I say this because one author has controlled for retinol intake and the pre-cancerous condition, colon adenomas. Dr. Kyungwon Oh, of the Korea Centers for Disease Control and Prevention, working with Harvard epidemiologists, found that high retinol intake completely thwarted the beneficial effects of vitamin D, stating, “a higher retinol intake, approximately > 4,800 IU/day, appears to counter the beneficial effect of vitamin D . . .” In other words, exactly what the British Medical Journal paper found with colon cancer.2
Let’s look at Dr. Pamela Goodwin’s study from the University of Toronto that studied breast cancer survival.
This a very different study as it looked at vitamin D levels obtained after the diagnosis of breast cancer and subsequent survival in 535 Toronto women between 1989 and 1996. Vitamin D levels ranged from 3 ng/mL to 70 ng/mL. The women with the lowest levels were about twice as likely to die and to suffer distant cancer recurrence compared those with the highest levels. Ten year survival was 85% for those in the upper one-third of vitamin D levels compared to 74% in the lower one-third. However, the data suggested a U shaped curve for the women with levels above 40 ng/mL, that is, a higher risk of dying, but it was not statistically significant.
Again, let’s ask where women would get levels above 40 ng/mL in Toronto between 1989 and 1996? Sunshine? We know the answer is no as the authors found no seasonal variation in 25(OH)D levels in the 535 women, even in the women with the highest levels. So where did blood levels of 40–70 ng/mL come from in the early 1990s?
Vitamin D supplements were not widely available in the early 1990s, and only contained meaningless doses when available. As sunshine was ruled out, they could only have gotten it from cod liver oil. I have emailed Dr. Pamela Goodwin, lead author, asking how hard it would be to see if cod liver oil use was asked about in the dietary questionnaire and if she could control for cod liver oil intake. She did find retinol intake was associated with higher vitamin D levels but I am particularly interested in cod liver oil intake in women with vitamin D levels above 40 ng/mL.
It’s not just in breast cancer that vitamin D levels appear to have a treatment effect; it’s in lung, prostate and colon cancer as well.

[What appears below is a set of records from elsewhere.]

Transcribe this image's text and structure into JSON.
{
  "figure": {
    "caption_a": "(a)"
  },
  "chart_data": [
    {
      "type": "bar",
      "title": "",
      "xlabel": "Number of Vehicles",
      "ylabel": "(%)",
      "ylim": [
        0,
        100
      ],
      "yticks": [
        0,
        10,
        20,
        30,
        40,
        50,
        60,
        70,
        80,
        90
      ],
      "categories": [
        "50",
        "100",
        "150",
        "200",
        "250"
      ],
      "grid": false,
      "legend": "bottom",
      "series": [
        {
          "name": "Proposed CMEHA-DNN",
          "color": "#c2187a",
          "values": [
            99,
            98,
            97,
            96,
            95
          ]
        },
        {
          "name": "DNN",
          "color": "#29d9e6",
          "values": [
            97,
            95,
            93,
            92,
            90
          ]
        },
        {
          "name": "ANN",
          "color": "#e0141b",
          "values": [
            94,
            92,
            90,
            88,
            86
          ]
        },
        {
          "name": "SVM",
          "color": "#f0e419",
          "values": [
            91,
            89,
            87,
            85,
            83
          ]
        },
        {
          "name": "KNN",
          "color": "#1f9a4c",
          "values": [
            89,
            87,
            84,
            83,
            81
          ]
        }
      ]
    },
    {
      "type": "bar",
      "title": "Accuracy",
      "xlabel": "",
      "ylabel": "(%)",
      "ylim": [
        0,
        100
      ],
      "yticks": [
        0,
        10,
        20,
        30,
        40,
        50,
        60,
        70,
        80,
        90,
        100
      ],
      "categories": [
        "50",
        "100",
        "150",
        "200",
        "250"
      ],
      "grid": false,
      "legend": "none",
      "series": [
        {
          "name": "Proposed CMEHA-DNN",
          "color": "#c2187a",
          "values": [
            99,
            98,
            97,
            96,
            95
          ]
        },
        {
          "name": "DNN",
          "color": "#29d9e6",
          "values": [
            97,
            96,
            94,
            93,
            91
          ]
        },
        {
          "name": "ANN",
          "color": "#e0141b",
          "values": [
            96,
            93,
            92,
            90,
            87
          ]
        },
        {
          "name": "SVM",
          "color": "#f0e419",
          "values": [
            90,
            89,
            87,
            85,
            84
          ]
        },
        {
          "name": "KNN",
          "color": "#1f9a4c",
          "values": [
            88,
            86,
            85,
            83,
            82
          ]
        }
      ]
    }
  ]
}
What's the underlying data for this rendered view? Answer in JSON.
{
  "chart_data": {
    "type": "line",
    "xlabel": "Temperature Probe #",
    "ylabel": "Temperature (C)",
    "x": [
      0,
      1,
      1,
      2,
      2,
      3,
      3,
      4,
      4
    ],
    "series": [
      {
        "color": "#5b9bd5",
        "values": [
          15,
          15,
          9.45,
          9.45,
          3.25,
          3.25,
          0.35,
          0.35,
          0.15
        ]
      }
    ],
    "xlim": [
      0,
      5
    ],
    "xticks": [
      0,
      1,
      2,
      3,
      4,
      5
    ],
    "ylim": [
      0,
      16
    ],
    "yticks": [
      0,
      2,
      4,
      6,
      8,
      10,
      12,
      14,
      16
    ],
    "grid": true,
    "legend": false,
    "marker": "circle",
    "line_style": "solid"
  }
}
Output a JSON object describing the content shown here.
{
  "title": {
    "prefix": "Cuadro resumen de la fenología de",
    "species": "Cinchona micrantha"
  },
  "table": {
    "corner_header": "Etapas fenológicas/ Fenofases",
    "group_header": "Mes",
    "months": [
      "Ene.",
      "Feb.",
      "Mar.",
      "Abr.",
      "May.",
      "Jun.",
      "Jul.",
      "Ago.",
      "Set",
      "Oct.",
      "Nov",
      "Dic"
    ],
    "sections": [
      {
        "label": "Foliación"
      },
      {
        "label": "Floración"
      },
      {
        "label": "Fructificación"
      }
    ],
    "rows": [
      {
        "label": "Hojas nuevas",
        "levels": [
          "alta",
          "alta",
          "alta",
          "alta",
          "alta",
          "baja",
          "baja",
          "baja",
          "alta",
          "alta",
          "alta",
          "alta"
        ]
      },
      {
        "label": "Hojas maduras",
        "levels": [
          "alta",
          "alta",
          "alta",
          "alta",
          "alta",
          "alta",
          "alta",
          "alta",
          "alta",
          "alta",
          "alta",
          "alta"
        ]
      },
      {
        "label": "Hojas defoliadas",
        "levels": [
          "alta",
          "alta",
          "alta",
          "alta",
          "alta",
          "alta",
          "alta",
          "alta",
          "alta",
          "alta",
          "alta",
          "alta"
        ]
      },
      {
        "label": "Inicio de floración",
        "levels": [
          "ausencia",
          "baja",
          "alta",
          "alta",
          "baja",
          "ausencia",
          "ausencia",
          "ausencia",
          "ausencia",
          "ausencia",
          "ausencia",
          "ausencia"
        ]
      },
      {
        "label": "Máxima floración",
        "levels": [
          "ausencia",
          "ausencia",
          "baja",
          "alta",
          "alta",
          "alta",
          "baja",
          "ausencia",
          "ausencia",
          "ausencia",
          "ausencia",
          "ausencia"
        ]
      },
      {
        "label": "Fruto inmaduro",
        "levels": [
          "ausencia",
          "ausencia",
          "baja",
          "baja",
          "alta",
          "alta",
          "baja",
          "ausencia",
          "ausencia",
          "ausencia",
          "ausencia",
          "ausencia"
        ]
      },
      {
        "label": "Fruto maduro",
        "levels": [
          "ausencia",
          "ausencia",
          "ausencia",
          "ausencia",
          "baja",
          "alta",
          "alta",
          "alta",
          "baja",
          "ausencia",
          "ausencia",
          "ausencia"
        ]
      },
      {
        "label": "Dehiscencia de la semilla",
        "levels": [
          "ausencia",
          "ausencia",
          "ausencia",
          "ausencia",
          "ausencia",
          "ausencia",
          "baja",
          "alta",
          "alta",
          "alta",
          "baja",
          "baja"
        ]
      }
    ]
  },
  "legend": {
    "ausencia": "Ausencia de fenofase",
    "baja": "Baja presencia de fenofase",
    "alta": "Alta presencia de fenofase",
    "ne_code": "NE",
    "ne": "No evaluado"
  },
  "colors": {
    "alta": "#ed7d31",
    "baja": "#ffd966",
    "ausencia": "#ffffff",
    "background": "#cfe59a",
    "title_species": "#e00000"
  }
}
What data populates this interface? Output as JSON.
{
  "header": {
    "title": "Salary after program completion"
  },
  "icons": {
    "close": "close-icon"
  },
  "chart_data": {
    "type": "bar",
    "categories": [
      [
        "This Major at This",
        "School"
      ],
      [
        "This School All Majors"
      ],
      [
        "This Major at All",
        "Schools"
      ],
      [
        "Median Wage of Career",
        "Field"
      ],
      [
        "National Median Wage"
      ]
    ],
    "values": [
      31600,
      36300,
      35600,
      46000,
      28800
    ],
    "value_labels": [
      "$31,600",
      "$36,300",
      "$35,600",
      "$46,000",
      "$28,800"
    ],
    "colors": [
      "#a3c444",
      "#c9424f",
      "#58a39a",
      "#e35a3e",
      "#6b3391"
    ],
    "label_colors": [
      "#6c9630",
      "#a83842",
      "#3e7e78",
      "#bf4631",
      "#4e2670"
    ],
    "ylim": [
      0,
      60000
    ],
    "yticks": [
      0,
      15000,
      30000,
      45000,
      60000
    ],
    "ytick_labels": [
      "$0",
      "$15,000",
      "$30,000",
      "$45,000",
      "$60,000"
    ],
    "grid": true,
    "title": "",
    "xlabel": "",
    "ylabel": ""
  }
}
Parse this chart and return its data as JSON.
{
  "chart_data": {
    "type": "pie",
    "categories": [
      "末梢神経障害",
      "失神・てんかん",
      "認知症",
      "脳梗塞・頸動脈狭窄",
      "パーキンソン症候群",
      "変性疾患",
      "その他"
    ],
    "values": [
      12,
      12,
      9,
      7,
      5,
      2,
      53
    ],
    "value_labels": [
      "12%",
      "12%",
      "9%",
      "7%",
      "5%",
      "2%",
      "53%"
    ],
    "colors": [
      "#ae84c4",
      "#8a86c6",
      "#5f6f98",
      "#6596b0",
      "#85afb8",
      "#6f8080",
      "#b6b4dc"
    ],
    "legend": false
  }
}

Again, these are studies of people diagnosed with cancer to see if high vitamin D levels at the time of diagnosis are associated with improved survival; that is, do high vitamin D levels have a treatment effect?
On average, those with the highest vitamin D levels at time of diagnosis lived 2 or 3 times longer. One has to ask how high vitamin D levels are associated with greatly improved survival once you get cancer but a higher risk of getting cancer in the first place. That requires some gymnastic thinking and acrobatic basic science.3, 4, 5
Remember, studies of vitamin D levels and subsequent risk of cancer are only one type of
epidemiological study. Studies of latitude and cancer are quite clear, the less sunshine the higher the cancer risk. Studies of dietary vitamin D intake and cancer are also mostly supportive but such studies are limited by the tiny doses people get in their diets.
So it is not just autistic children that are being harmed by vitamin A. Avoid cod liver oil like the poison it is and check your multivitamins. Life Extension Foundation just reformulated their multivitamin to contain only 500 IU of preformed retinol. And, I am happy to report that Purity Products, which markets my vitamin D, has no preformed retinol at all in any of their multivitamins, only beta-carotene. Purity has also stopped selling cod liver oil. Now, if only Carlson, Solgar, Nature’s Way, and other companies would stop selling cod liver oil and stop selling their concentrated vitamin A supplements to a country whose problem is widespread sub-clinical vitamin A toxicity, I’d be a happier agitator.